Jie mengemasi barang-barangnya lalu memasukkannya ke dalam sakunya. “Meskipun hanya beberapa hari, tapi kau sudah berlatih semua yang seharusnya. Ingat satu hal: Segala sesuatu bisa terjadi di film, jadi kau harus berhati-hati. Dan cobalah untuk membantu orang lain jika memungkinkan, tetapi jika mereka membahayakan keselamatanmu, bunuh mereka.”
Lan dan Xiaoyi ragu-ragu, tetapi Zheng mengangguk. “Bagaimana kita akan pergi ke film berikutnya? Apakah kita akan menghilang begitu saja?”
Jie menggelengkan kepalanya. “Tidak. Saat waktunya tiba, akan ada dua puluh balok. Kamu hanya perlu berdiri di salah satunya.”
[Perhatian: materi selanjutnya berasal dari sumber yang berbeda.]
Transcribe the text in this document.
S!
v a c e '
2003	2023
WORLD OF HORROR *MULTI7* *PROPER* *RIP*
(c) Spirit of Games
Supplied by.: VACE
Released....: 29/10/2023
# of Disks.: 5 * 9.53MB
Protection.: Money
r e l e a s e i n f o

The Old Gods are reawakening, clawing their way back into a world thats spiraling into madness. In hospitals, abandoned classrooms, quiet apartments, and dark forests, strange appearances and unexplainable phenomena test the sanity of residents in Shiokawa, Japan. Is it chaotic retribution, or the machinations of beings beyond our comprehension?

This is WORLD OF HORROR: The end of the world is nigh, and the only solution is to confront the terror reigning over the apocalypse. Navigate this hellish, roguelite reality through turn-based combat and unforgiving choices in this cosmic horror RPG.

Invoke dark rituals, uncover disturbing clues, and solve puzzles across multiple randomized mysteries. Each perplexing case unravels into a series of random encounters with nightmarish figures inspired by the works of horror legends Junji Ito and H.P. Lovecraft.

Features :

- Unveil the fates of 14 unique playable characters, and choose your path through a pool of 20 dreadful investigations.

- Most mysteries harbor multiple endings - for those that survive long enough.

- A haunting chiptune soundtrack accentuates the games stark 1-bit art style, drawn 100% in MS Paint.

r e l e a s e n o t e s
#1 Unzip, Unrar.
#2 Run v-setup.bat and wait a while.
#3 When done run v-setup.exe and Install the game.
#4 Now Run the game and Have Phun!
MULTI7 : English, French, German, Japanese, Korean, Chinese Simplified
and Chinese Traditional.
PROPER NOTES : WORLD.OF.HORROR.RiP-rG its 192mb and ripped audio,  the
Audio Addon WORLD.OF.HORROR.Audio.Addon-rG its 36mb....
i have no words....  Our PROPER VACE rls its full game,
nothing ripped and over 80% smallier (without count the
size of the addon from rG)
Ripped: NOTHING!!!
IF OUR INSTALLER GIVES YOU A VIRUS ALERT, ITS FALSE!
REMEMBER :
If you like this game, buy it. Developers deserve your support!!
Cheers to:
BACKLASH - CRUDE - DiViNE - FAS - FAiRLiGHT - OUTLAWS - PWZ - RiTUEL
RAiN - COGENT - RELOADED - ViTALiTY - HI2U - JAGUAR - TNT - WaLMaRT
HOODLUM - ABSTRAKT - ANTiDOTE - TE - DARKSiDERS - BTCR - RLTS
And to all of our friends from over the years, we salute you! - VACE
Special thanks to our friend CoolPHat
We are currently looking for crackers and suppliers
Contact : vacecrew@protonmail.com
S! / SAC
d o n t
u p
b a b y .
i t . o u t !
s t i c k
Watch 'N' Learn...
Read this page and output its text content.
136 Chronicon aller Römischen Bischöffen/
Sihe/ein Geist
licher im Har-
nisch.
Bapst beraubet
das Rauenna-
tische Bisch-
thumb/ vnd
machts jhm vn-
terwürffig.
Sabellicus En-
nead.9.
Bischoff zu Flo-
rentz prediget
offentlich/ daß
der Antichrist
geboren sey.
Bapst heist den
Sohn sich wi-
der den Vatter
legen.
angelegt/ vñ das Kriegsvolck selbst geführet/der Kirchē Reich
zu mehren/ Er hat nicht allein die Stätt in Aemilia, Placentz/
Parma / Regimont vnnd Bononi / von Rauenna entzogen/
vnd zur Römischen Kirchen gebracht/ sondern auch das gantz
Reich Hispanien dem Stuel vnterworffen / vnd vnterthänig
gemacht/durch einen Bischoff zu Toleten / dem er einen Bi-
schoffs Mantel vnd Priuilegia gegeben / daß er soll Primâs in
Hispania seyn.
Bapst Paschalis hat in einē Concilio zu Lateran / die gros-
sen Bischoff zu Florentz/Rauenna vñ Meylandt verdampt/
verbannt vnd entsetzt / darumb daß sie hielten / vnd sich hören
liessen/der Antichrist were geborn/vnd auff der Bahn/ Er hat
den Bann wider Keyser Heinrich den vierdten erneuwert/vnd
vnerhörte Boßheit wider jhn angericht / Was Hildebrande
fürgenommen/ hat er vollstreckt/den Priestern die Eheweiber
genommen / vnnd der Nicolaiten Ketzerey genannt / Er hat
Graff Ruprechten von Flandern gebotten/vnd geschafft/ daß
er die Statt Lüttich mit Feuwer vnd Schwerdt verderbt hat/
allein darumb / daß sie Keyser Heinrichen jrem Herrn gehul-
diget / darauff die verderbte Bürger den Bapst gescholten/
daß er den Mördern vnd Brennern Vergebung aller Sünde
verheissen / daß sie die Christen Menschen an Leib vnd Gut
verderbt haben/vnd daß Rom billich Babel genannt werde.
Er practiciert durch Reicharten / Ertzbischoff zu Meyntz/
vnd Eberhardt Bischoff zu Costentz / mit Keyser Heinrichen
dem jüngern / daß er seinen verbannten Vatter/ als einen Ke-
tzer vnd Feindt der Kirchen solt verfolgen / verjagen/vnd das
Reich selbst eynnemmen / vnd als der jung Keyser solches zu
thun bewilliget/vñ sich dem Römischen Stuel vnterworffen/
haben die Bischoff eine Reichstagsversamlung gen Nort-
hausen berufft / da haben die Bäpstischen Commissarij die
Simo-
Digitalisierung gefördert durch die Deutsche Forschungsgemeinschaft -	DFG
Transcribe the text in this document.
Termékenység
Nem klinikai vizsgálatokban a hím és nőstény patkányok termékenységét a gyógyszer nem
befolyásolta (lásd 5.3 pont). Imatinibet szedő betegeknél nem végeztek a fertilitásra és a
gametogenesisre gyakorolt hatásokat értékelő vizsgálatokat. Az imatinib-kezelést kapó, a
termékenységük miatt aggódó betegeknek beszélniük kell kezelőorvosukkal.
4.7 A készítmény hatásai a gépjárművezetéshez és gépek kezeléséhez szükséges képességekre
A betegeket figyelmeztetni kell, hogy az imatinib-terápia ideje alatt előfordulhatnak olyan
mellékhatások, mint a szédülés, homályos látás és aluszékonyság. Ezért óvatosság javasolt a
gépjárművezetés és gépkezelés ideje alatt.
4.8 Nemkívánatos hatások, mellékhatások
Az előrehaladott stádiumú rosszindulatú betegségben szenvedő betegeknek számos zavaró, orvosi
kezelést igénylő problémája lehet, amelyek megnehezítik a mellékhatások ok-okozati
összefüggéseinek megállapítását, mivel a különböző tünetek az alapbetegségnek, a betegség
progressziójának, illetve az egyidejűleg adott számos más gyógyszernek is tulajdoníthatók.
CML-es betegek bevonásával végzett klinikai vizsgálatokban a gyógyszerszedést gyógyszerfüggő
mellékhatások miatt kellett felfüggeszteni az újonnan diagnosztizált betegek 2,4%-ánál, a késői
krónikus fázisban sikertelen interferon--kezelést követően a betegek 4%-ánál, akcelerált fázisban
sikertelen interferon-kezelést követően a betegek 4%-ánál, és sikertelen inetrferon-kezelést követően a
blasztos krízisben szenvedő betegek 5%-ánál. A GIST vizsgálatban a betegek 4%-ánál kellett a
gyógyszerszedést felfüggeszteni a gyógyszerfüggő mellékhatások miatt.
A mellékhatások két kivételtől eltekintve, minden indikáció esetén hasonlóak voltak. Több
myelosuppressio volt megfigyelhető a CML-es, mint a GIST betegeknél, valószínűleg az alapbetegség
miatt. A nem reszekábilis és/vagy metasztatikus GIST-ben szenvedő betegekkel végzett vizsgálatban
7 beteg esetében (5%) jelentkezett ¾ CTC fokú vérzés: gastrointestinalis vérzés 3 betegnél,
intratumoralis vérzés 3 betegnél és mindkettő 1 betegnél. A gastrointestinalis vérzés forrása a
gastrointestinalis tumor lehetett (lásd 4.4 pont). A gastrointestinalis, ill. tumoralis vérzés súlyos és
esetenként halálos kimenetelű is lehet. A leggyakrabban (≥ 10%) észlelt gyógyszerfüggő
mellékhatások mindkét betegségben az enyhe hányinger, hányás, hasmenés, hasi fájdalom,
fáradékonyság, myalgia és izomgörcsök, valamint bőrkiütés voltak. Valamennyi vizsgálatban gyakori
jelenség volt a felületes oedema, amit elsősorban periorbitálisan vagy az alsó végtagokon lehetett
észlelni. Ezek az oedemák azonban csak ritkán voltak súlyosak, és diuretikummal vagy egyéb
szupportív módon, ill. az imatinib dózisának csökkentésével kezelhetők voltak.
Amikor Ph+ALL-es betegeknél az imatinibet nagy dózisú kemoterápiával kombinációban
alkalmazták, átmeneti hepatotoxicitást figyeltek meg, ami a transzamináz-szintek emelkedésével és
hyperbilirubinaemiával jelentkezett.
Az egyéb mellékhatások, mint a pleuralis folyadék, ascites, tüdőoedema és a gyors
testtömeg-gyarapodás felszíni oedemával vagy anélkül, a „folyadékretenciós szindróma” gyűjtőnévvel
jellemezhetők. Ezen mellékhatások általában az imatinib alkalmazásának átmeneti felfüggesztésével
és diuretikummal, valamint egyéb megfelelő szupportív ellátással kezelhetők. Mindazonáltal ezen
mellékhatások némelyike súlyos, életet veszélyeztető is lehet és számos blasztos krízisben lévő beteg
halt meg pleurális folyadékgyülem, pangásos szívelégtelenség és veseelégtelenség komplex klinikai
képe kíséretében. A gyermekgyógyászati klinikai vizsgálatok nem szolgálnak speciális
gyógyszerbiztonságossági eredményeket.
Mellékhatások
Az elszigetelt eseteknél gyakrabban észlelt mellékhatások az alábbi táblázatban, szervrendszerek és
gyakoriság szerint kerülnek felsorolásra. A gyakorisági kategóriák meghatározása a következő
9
Mereka duduk di lantai peron sambil mengobrol. Lori dan dua wanita lainnya tidak keluar untuk menyaksikan keberangkatan. Mungkin semua wanita sama saja ketika harus melihat kekasih mereka pergi.
Setelah dua puluh menit, Tuhan menjadi semakin terang. Kemudian Dia menembakkan dua puluh berkas cahaya ke tanah. Sebuah suara terdengar di dalam kepala mereka.
“Masuki pancaran sinar dalam tiga puluh detik. Target terkunci. Transportasi ke Alien dimulai.” [1]
[1] Alien (1979) adalah film tentang makhluk luar angkasa yang sangat agresif yang mengintai dan membunuh awak kapal penambangan. Trailer Asli. Ringkasan Plot.